All travelers — both unvaccinated and vaccinated — are required to present a negative COVID test before boarding a flight to Israel and to take another test at the airport after landing.
“Some people waited as long as 90 minutes for a test” on Friday, said the Times of Israel reporter.
The Health Ministry said that the decision to allow people to exit the airport was due in part to the fact that Shabbat was approaching as the long delay stretched out on Friday afternoon.
Currently, vaccinated Israelis who enter from most countries around the world are not required to quarantine when arriving in Israel.

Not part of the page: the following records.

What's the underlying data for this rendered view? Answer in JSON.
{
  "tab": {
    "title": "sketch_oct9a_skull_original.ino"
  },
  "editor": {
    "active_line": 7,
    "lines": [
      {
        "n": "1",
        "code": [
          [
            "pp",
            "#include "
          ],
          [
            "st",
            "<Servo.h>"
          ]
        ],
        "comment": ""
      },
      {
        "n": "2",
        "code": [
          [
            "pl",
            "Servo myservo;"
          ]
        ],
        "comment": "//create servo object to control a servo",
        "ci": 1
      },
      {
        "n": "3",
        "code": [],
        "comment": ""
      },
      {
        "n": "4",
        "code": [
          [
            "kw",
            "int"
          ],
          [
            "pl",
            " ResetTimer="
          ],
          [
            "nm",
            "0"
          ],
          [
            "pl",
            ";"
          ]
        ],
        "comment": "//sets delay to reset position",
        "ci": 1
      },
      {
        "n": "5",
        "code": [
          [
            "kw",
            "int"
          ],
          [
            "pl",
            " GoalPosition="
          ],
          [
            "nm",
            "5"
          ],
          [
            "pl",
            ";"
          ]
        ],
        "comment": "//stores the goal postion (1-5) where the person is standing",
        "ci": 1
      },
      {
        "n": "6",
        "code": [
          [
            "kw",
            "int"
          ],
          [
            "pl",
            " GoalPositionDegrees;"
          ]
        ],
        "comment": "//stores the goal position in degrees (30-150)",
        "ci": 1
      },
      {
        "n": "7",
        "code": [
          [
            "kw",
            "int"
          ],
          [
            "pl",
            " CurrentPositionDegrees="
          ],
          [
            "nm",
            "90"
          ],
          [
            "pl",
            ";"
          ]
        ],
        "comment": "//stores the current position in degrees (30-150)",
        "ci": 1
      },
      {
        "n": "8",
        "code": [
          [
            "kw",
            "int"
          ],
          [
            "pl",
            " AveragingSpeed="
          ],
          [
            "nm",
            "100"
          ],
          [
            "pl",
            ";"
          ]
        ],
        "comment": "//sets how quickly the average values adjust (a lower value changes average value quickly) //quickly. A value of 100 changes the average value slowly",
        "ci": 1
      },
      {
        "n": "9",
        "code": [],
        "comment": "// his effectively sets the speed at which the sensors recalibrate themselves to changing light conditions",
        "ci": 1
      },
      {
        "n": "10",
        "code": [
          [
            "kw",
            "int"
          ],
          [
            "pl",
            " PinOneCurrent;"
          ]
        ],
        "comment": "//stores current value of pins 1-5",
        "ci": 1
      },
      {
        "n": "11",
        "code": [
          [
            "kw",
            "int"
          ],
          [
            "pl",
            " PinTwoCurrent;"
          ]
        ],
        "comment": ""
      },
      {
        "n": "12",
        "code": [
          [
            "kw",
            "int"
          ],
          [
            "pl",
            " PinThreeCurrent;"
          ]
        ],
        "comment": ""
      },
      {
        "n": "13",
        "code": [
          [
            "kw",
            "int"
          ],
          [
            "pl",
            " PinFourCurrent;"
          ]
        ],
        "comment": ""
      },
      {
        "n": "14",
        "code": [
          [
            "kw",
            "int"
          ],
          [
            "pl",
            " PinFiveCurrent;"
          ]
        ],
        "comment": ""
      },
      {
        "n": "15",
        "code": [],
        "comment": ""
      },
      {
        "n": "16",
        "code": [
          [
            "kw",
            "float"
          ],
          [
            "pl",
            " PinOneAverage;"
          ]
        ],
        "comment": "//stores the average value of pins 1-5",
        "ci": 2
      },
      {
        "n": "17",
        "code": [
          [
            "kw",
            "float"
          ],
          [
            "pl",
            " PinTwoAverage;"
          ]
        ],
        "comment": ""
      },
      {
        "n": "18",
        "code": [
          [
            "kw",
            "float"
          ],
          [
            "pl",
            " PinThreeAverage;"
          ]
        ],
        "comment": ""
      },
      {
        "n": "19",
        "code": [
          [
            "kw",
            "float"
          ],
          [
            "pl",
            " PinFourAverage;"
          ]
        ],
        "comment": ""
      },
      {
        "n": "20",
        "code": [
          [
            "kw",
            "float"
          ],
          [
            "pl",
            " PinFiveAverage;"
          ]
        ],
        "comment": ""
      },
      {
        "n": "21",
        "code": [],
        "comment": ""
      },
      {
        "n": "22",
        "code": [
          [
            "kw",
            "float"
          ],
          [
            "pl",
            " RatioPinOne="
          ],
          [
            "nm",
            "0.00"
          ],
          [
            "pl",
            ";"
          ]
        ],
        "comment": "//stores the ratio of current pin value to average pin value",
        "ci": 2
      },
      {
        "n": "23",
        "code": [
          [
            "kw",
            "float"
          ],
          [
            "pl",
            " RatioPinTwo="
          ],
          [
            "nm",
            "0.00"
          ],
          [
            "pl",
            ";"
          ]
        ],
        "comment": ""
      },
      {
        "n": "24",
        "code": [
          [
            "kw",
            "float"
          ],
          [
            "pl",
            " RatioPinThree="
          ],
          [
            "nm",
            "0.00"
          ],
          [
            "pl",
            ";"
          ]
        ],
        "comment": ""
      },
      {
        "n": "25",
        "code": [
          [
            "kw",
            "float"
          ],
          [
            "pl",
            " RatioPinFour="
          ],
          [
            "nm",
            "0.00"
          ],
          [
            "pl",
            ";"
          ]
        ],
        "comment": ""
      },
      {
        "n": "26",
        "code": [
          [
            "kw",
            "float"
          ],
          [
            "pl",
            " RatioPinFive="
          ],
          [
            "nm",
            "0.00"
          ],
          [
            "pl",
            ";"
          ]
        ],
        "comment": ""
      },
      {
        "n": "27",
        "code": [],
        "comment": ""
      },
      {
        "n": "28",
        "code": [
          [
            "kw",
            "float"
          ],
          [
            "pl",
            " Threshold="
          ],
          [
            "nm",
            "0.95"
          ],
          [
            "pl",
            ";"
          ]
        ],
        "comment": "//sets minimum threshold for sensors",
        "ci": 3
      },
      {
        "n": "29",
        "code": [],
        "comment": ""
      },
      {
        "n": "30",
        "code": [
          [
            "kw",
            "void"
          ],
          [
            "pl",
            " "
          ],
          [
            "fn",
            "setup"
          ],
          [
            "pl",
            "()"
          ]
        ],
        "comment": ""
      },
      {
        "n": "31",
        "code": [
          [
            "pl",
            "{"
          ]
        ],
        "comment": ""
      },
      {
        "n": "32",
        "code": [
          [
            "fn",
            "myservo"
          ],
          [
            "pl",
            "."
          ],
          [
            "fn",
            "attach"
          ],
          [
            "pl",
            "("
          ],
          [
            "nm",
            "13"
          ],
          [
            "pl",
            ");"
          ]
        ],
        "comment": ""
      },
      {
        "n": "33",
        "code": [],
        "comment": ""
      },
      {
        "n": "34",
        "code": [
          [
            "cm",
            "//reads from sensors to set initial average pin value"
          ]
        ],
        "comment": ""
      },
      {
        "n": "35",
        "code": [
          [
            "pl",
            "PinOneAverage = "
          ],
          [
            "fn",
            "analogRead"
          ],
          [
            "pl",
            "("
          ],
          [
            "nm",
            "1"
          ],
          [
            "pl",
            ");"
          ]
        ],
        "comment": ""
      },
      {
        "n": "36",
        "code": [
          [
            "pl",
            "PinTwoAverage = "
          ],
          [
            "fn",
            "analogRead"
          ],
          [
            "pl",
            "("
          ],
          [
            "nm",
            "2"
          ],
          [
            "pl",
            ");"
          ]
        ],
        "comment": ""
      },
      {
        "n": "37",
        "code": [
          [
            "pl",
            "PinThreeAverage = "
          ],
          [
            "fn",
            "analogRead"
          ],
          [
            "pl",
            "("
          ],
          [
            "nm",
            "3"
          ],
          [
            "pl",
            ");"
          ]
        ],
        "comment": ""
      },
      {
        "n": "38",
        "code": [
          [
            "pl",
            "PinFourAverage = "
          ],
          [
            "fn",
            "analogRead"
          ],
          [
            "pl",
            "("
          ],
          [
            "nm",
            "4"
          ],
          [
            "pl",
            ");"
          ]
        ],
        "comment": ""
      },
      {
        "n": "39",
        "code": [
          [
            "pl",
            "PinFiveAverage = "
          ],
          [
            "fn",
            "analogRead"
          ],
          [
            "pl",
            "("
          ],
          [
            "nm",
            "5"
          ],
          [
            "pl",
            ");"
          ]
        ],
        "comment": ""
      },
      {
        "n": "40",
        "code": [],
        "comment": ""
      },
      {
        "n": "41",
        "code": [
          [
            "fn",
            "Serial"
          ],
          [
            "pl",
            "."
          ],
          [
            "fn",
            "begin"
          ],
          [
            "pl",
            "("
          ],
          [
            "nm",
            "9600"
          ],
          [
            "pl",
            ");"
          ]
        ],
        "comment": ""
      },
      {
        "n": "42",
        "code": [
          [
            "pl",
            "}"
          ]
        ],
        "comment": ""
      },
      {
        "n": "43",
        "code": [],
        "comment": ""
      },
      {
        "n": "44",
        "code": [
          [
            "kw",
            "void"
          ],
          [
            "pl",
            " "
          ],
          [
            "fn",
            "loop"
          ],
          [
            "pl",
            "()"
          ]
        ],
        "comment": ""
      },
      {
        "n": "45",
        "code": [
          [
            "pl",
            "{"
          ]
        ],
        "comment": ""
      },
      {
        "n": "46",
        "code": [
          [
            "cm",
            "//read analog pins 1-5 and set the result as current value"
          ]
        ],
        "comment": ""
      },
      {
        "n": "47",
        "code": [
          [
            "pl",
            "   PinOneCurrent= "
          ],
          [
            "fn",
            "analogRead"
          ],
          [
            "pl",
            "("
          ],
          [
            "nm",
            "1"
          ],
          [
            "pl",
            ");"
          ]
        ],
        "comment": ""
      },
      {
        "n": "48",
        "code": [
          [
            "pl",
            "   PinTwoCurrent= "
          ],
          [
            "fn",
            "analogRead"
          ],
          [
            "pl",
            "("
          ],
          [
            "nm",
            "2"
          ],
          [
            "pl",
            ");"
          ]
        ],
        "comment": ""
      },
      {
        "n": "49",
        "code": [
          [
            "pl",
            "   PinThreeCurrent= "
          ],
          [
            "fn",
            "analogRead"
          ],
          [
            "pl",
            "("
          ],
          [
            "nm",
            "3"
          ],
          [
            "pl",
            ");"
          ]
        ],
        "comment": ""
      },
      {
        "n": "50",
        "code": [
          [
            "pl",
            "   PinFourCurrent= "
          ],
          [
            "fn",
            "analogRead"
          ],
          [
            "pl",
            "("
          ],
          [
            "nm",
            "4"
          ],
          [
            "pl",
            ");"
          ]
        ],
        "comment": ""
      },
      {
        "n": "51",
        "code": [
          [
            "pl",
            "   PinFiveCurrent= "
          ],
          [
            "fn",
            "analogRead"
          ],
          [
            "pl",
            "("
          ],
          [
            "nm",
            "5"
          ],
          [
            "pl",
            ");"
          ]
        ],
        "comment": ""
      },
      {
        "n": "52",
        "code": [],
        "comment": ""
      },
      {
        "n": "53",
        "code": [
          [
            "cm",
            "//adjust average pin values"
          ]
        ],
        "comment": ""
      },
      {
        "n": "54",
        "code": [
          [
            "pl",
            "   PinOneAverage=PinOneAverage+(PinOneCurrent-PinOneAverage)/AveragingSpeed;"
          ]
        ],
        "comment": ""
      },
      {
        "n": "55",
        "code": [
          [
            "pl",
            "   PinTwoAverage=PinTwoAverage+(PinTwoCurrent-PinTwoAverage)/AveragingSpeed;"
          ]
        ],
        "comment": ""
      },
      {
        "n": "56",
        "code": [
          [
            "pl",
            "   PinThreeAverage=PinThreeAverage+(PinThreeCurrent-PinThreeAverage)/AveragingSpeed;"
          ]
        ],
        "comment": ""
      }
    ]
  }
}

The exceptions are those who arrive from Argentina, Brazil, South Africa, India, Mexico and Russia, who are required to quarantine even if they are vaccinated, due to the dangerous rates of COVID in those countries.
The Tourism Ministry said last month that it expected to reopen to all vaccinated tourists as of July 1, but a program to do so has yet to be approved. Since that announcement, the tourism, health and transportation ministers were replaced with the installation of the new government, and the target date of July 1 could be delayed.
Over the past few days, Israel has experienced a small uptick in new COVID cases due to two outbreaks in schools in Binyamina and Modiin, where dozens of children tested positive for the coronavirus. Both outbreaks are believed to stem from individuals returning from abroad, and the Health Ministry on Sunday reinstituted the mask mandate in schools in the two towns.
Also on Sunday, the Health Ministry took the unusual step of sending all those in the audience — including those vaccinated — at a show in Beit She’an last week into quarantine due to someone in attendance testing positive for COVID. The Health Ministry said that despite the regulations that unvaccinated Israelis do not have to quarantine after exposure, they made an exception in this case due to concerns that the positive case is linked to the Delta variant, which originated in India and is thought to be more contagious and more able to bypass the vaccine.
On Sunday morning, the Health Ministry reported 46 new COVID cases the previous day, and 290 active cases in the country. Since the beginning of the COVID outbreak, 6,427 Israelis have died of the disease.